Cela ne cadre pas, ni avec le modèle du Parti des
léninistes et trotskistes obtus, ni avec le
« contre-modèle » des antibolcheviques dogmatiques dont
certains anarchistes, qui de ce fait, s'interdisent de
comprendre le succès de ce parti en octobre auprès des
masses populaires en révolution, ce qui veut dire aussi en
pleine réflexion sur le sort de leur mouvement. Toutes les
tendances politiques ont pu s'exprimer, défendre leur
programme et les masses populaires les plus mobilisées ont
choisi en connaissance de cause à chaque étape du
processus et ont finalement tranché en faveur des
bolcheviks. Libre à chacun ensuite de le déplorer ou pas.

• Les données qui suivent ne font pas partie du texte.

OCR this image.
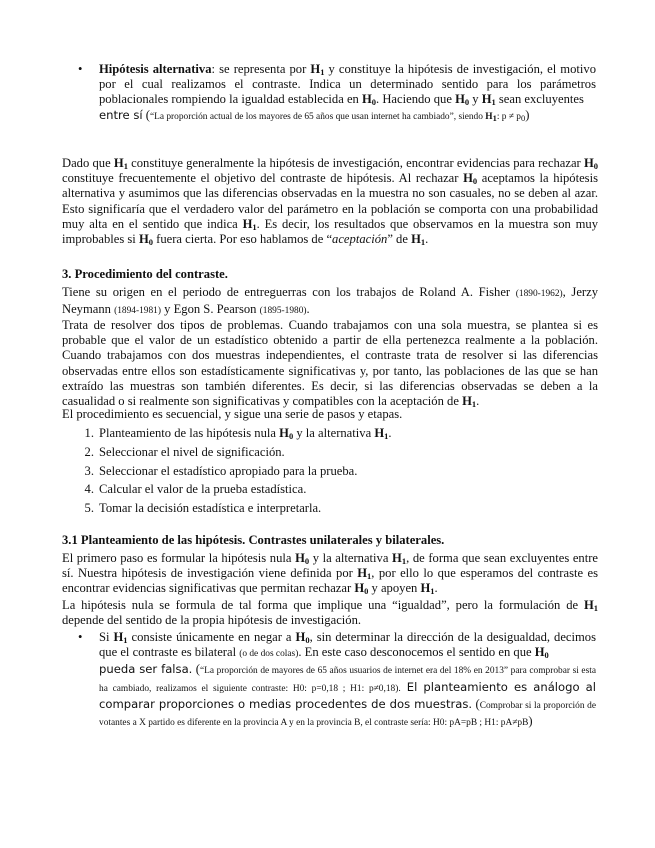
• Hipótesis alternativa: se representa por $H_1$ y constituye la hipótesis de investigación, el motivo por el cual realizamos el contraste. Indica un determinado sentido para los parámetros poblacionales rompiendo la igualdad establecida en $H_0$. Haciendo que $H_0$ y $H_1$ sean excluyentes
entre sí (“La proporción actual de los mayores de 65 años que usan internet ha cambiado”, siendo H1: p ≠ p0)

Dado que $H_1$ constituye generalmente la hipótesis de investigación, encontrar evidencias para rechazar $H_0$ constituye frecuentemente el objetivo del contraste de hipótesis. Al rechazar $H_0$ aceptamos la hipótesis alternativa y asumimos que las diferencias observadas en la muestra no son casuales, no se deben al azar. Esto significaría que el verdadero valor del parámetro en la población se comporta con una probabilidad muy alta en el sentido que indica $H_1$. Es decir, los resultados que observamos en la muestra son muy improbables si $H_0$ fuera cierta. Por eso hablamos de “aceptación” de $H_1$.

3. Procedimiento del contraste.

Tiene su origen en el periodo de entreguerras con los trabajos de Roland A. Fisher (1890-1962), Jerzy Neymann (1894-1981) y Egon S. Pearson (1895-1980).

Trata de resolver dos tipos de problemas. Cuando trabajamos con una sola muestra, se plantea si es probable que el valor de un estadístico obtenido a partir de ella pertenezca realmente a la población. Cuando trabajamos con dos muestras independientes, el contraste trata de resolver si las diferencias observadas entre ellos son estadísticamente significativas y, por tanto, las poblaciones de las que se han extraído las muestras son también diferentes. Es decir, si las diferencias observadas se deben a la casualidad o si realmente son significativas y compatibles con la aceptación de $H_1$.

El procedimiento es secuencial, y sigue una serie de pasos y etapas.

1. Planteamiento de las hipótesis nula $H_0$ y la alternativa $H_1$.
2. Seleccionar el nivel de significación.
3. Seleccionar el estadístico apropiado para la prueba.
4. Calcular el valor de la prueba estadística.
5. Tomar la decisión estadística e interpretarla.
3.1 Planteamiento de las hipótesis. Contrastes unilaterales y bilaterales.

El primero paso es formular la hipótesis nula $H_0$ y la alternativa $H_1$, de forma que sean excluyentes entre sí. Nuestra hipótesis de investigación viene definida por $H_1$, por ello lo que esperamos del contraste es encontrar evidencias significativas que permitan rechazar $H_0$ y apoyen $H_1$.

La hipótesis nula se formula de tal forma que implique una “igualdad”, pero la formulación de $H_1$ depende del sentido de la propia hipótesis de investigación.

• Si $H_1$ consiste únicamente en negar a $H_0$, sin determinar la dirección de la desigualdad, decimos que el contraste es bilateral (o de dos colas). En este caso desconocemos el sentido en que $H_0$
pueda ser falsa. (“La proporción de mayores de 65 años usuarios de internet era del 18% en 2013” para comprobar si esta ha cambiado, realizamos el siguiente contraste: H0: p=0,18 ; H1: p≠0,18). El planteamiento es análogo al comparar proporciones o medias procedentes de dos muestras. (Comprobar si la proporción de votantes a X partido es diferente en la provincia A y en la provincia B, el contraste sería: H0: pA=pB ; H1: pA≠pB)
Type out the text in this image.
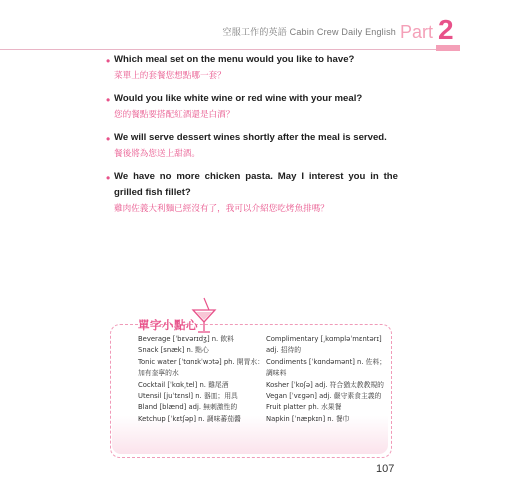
空服工作的英語 Cabin Crew Daily English Part 2
• Which meal set on the menu would you like to have?
菜單上的套餐您想點哪一套？
• Would you like white wine or red wine with your meal?
您的餐點要搭配紅酒還是白酒？
• We will serve dessert wines shortly after the meal is served.
餐後將為您送上甜酒。
• We have no more chicken pasta. May I interest you in the grilled fish fillet?
雞肉佐義大利麵已經沒有了，我可以介紹您吃烤魚排嗎？
單字小點心
Beverage [ˈbɛvərɪdʒ] n. 飲料
Snack [snæk] n. 點心
Tonic water [ˈtɑnɪkˈwɔtə] ph. 開胃水：
加有奎寧的水
Cocktail [ˈkɑk͵tel] n. 雞尾酒
Utensil [juˈtɛnsl] n. 器皿；用具
Bland [blænd] adj. 無刺激性的
Ketchup [ˈkɛtʃəp] n. 調味蕃茄醬
Complimentary [͵kɑmpləˈmɛntərɪ]
adj. 招待的
Condiments [ˈkɑndəmənt] n. 佐料；
調味料
Kosher [ˈkoʃə] adj. 符合猶太教教規的
Vegan [ˈvɛgən] adj. 嚴守素食主義的
Fruit platter ph. 水果餐
Napkin [ˈnæpkɪn] n. 餐巾
107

De même, au moins jusqu'en juin 1918, il est difficile, et
même acrobatique intellectuellement, de soutenir que le
parti bolchevique était une machine totalitaire
parfaitement huilée, alors que ce parti a gouverné avec
les socialistes révolutionnaires de gauche, le soutien de
bon nombre d'anarchistes et a failli exploser en janvier
1918 sur la question de la paix de Brest-Litovsk à cause de
divergences exposées au grand jour. Sur l'expérience de
participation des socialistes-révolutionnaires de gauche au
gouvernement soviétique, on lira avec intérêt le
témoignage critique d'Isaac N. Steinberg, « Quand
j'étais commissaire du peuple ! » (éd Les nuits rouges,
mars 2016). Il montre que l'exercice d'un pouvoir d'État
central entraîne rapidement des abus et des déformations
bureaucratiques qui vont prendre des dimensions
considérables et finalement monstrueuses au travers de la
guerre civile. Mais l'intérêt que l'on peut porter aux
bolcheviks, dans un sens ou un autre, avant et après
octobre 1917, ne doit pas se faire aux dépens de
l'attention qu'il faut porter aux centaines de milliers de
travailleurs, de soldats, de matelots, de paysans anonymes
ou peu connus, qui ont accompli cette révolution à un
titre ou à un autre.

Un des aspects éminemment positifs du centenaire de la
révolution russe est de les avoir mis beaucoup plus en
lumière. Sous prétexte de défendre ou de régler leur
compte aux bolcheviks, il semble impossible, ou du moins
terriblement superficiel, de négliger les travaux et
témoignages qui nous font comprendre au plus près ce que
pensaient, faisaient, décidaient les acteurs de cette
révolution qui n'étaient pas des leaders ou des
porte-parole. Je pense en particulier aux livres que j'ai
déjà conseillés dans la dernière lettre : « Les
soviets de Petrograd » de David Mandel (Syllepse et M
édition) et « Pétrograd Rouge, La Révolution dans les
usines (1917-1918) » de Stephen A. Smith. Ces deux auteurs
ont effectué un travail en profondeur sur les archives
concernant l'activité et l'évolution des soviets et des
comités d'usines. On ne peut plus dorénavant les ignorer.
On ne peut plus se contenter des ouvrages très utiles
d'ailleurs sur ces organes de Marc Ferro et d'Oskar Anweiler
qui appelleraient une lecture critique à la lumière des
livres essentiels de David Mandel et Stephen A. Smith.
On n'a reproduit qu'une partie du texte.